Comment Necessity is the Mother of Invention (Score 1) 267

It seems that many people - for no apparent good reason - think that a moon or Mars colony will lead to the warp drive.

I'm not sure I would argue that it will lead to "warp drive" given the major scientific hurdles but I expect it will lead to much, much better rocket technology. Once we have human beings on another planet who are producing an important resource we want here on Earth you have all the makings of interplanetary trade which will provide a fantastic incentive to develop cheaper ways to get there.

Sail was the power used for centuries. Initially boats had to hug coasts and only later did we develop the technology needed to take sails across oceans: developments motivated by wanting faster, better ships for trade.
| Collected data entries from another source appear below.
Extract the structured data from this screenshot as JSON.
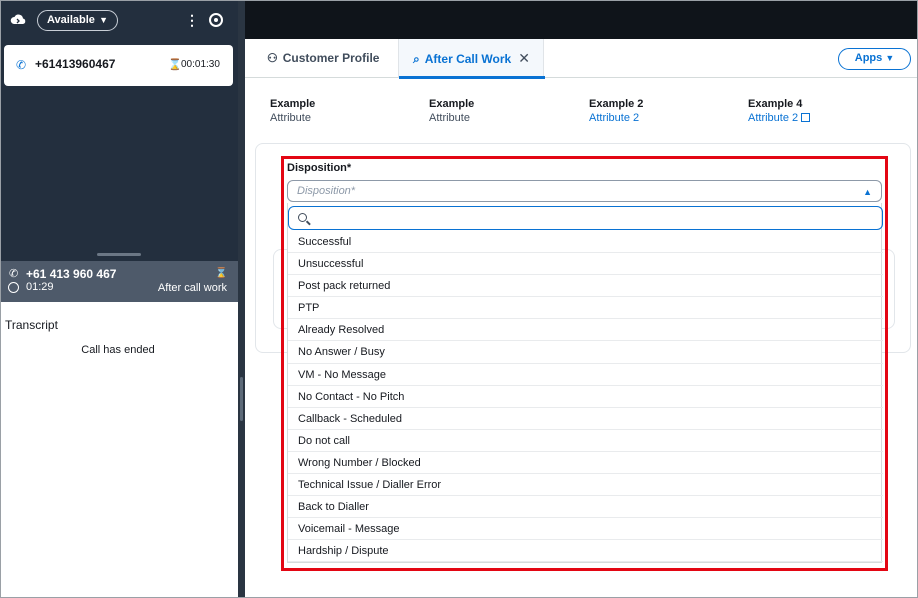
{
  "ccp": {
    "status": "Available",
    "active_call": {
      "number": "+61413960467",
      "timer": "00:01:30"
    },
    "contact": {
      "number": "+61 413 960 467",
      "duration": "01:29",
      "state": "After call work"
    },
    "transcript": {
      "title": "Transcript",
      "message": "Call has ended"
    }
  },
  "workspace": {
    "tabs": [
      {
        "label": "Customer Profile",
        "icon": "person-icon"
      },
      {
        "label": "After Call Work",
        "icon": "speech-bubble-icon",
        "active": true
      }
    ],
    "apps_label": "Apps",
    "attributes": [
      {
        "key": "Example",
        "value": "Attribute",
        "link": false
      },
      {
        "key": "Example",
        "value": "Attribute",
        "link": false
      },
      {
        "key": "Example 2",
        "value": "Attribute 2",
        "link": true
      },
      {
        "key": "Example 4",
        "value": "Attribute 2",
        "link": true,
        "external": true
      }
    ],
    "disposition": {
      "label": "Disposition*",
      "placeholder": "Disposition*",
      "search_placeholder": "",
      "options": [
        "Successful",
        "Unsuccessful",
        "Post pack returned",
        "PTP",
        "Already Resolved",
        "No Answer / Busy",
        "VM - No Message",
        "No Contact - No Pitch",
        "Callback - Scheduled",
        "Do not call",
        "Wrong Number / Blocked",
        "Technical Issue / Dialler Error",
        "Back to Dialler",
        "Voicemail - Message",
        "Hardship / Dispute"
      ]
    }
  },
  "colors": {
    "accent": "#0972d3",
    "highlight": "#e30613",
    "ccp_bg": "#232f3e",
    "contact_bar": "#4e5a6a",
    "topbar": "#0f141a"
  }
}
Why not the same with rockets?

Comment Technological Limitations (Score 2) 267

Because space is mostly empty, and extremely hostile.

Given the technology available 500+ years ago so was North America: freezing cold winters, strange plants, new diseases etc. Indeed the available technology was barely able to match the challenge and some early colonies failed. However once there, as our knowledge of the new environment and our technology improved it became easy to survive there.

Isn't space exactly the same? Our technology is barely up to the job of keeping us alive on Mars and I expect some of the early colonies will fail. However given time it is likely that survival will become easier and there is a good chance to discover new resources which Earth lacks and which might be very useful in the future e.g. helium-3 on the moon.